# taz.de -- Ausbildungsplatzumlage: Umfrage zeigt breite Skepis
       
       > Statt von CDU und SPD geforderter 2.000 neuer Ausbildungsverträge liegen
       > weit weniger vor – trotz aller Anstrengungen, meint Unternehmensverband
       > UVB.
       
 (IMG) Bild: Die Diskussion um die im Koalitionsvertrag von CDU und SPD vereinbarte Ausbildungsplatzumlage hält weiter an
       
       Die näher rückende Ausbildungsplatzumlage wird nach neuesten Zahlen kaum zu
       mehr Ausbildungsplätzen führen. Laut der Frühjahrsumfrage der
       Unternehmensverbände Berlin-Brandenburg (UVB), dem Spitzenverband der
       regionalen Wirtschaft, unter ihren rund 60 Mitgliedsverbänden erwarten
       sogar 50 Prozent, dass es als Folge eines solchen Gesetzes weniger Plätze
       geben wird. Von einem Wachstum gehen nur 3 Prozent aus. 47 Prozent glauben,
       dass sich an der Zahl nichts ändern wird.
       
       CDU und SPD hatten sich [1][in ihrem Koalitionsvertrag im Frühjahr 2023]
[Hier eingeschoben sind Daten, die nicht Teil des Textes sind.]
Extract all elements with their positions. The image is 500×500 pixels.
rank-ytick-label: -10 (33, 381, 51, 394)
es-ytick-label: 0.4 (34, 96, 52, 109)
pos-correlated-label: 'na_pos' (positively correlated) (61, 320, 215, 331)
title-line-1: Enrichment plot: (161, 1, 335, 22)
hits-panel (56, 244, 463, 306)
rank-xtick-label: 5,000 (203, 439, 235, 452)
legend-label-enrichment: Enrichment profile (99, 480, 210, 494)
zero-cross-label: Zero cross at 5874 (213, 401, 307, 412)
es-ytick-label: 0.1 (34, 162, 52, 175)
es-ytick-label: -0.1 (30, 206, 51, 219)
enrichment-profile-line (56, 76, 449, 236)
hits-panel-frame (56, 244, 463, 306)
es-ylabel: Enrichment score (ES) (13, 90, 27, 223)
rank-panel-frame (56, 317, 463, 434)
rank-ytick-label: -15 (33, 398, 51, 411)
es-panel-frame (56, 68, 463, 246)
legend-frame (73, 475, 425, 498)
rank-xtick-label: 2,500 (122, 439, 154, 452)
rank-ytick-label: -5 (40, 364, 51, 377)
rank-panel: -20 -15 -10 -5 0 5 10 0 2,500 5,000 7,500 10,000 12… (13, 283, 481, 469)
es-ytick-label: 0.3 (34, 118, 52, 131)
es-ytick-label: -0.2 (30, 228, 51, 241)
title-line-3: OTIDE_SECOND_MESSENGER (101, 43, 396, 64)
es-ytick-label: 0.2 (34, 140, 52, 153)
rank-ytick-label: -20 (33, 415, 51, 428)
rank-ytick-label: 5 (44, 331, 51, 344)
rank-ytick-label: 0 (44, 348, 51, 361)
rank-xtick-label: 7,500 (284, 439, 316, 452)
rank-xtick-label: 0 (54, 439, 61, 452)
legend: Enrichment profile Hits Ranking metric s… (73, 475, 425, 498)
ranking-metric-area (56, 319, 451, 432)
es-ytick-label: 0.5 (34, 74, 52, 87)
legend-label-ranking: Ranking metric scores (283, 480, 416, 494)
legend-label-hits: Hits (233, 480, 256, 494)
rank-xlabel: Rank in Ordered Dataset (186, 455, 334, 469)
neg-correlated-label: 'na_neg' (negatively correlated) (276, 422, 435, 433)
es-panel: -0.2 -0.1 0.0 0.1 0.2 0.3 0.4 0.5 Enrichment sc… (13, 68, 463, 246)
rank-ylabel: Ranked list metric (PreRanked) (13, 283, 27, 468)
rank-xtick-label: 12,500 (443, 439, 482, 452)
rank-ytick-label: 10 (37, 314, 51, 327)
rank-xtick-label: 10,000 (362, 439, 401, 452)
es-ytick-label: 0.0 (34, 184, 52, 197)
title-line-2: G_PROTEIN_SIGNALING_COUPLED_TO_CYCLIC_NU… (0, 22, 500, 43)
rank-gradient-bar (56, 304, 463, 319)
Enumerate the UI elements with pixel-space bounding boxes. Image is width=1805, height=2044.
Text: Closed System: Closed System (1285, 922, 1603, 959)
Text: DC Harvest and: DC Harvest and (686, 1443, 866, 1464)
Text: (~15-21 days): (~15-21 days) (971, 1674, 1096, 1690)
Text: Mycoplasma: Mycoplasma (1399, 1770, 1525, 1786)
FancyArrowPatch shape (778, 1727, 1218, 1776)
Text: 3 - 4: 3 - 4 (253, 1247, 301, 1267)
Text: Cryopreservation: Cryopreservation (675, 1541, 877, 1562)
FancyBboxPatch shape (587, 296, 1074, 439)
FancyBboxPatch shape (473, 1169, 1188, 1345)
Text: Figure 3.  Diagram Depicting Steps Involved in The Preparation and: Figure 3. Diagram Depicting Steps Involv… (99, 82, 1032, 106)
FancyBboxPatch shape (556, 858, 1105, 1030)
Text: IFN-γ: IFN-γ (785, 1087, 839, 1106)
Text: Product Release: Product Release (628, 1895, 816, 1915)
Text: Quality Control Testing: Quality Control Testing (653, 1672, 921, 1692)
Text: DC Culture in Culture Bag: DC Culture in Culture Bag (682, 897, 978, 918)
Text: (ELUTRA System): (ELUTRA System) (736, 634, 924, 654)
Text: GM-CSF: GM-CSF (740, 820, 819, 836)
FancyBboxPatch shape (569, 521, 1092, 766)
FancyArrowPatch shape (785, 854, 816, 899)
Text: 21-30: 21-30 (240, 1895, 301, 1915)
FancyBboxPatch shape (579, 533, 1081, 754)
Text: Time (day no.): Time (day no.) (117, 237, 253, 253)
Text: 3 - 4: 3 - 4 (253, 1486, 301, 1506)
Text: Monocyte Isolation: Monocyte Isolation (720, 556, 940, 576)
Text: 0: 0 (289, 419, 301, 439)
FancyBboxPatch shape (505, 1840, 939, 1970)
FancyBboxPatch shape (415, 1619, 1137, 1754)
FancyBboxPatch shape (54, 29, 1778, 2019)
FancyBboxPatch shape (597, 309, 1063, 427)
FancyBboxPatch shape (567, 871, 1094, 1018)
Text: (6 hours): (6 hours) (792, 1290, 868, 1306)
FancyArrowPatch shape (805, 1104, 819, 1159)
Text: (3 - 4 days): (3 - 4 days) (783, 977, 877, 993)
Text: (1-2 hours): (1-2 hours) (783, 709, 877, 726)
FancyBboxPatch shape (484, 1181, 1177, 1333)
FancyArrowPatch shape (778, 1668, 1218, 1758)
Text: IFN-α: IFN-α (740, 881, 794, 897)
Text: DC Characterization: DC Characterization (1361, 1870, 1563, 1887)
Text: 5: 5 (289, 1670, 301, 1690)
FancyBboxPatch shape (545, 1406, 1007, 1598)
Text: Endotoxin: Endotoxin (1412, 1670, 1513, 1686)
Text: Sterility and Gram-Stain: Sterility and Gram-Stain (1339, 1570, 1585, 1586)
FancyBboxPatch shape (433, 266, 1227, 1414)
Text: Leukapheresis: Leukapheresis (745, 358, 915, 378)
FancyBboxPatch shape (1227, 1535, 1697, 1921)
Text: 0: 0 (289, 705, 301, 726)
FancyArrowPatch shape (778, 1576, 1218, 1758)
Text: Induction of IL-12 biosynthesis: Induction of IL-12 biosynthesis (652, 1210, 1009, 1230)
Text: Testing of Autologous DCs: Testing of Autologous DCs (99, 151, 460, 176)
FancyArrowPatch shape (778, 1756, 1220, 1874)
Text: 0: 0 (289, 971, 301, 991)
       auf Drängen der Sozialdemokraten auf eine solche Umlage geeinigt. Sie soll
       diejenigen belohnen, die ausbilden und sie dabei unterstützen. Beide
       Parteien haben dabei vereinbart, dass es eine solche Umlage geben sollte,
       wenn bis 2025 nicht 2.000 zusätzliche unterschriebene Ausbildungsverträge
       vorliegen würden. Verwendet wird in der Diskussion auch der Begriff Abgabe.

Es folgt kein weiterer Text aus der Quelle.